The 17-year-old was allegedly thrown from the building by his uncle after his family was reportedly told to “wash the shame” of the teenager away, according to Russian media reports, who did not name the boy.

The account follows claims Chechen authorities were urging parents to kill their gay children, sparking an international outcry from human rights groups.

Police reportedly told parents of gay men to “sort it out” or the state will intervene, a man held in a “gay torture camp” in the region claimed.

The latest account of systematic LGBT persecution comes just a month after Chechen authorities allegedly rounded up more than 100 men they suspected of being gay.

Many were tortured and at least four are alleged to have been killed, according to a Russian newspaper and human rights campaigners.
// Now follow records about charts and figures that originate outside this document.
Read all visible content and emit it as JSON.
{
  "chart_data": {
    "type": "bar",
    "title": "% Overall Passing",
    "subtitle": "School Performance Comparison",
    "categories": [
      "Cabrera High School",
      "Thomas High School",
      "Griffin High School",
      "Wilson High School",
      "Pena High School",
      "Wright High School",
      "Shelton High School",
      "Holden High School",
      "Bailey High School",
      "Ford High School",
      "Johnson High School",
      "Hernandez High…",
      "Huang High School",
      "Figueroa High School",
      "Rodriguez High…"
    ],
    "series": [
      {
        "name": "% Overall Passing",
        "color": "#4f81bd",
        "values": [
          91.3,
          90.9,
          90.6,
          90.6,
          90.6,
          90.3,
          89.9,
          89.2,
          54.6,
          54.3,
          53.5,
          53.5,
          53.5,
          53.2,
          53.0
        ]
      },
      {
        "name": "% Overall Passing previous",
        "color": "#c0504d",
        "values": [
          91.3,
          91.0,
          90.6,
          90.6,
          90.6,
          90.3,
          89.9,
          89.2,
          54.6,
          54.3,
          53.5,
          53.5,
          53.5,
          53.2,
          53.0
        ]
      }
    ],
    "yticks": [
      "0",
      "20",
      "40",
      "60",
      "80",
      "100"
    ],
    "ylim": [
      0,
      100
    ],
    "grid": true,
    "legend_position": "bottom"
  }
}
A spokesman for Ramzan Kadyrov, the head of the Chechen Republic, said reports that more than 100 men were detained in April was “absolute lies and disinformation” and claimed gay people did not exist in the region.

“You cannot detain and persecute people who simply do not exist in the republic,” he told the Interfax news agency.

“If there were such people in Chechnya, the law-enforcement organs wouldn’t need to have anything to do with them because their relatives would send them somewhere from which there is no returning.”

Russian President Vladimir Putin’s spokesman has backed the Chechen government’s denials that men suspected of being gay are being detained, tortured and killed.

However, he has since ordered an investigation into what has been described as a homosexual “purge” after Angela Merkel asked him to address the issue at a joint press conference in Sochi.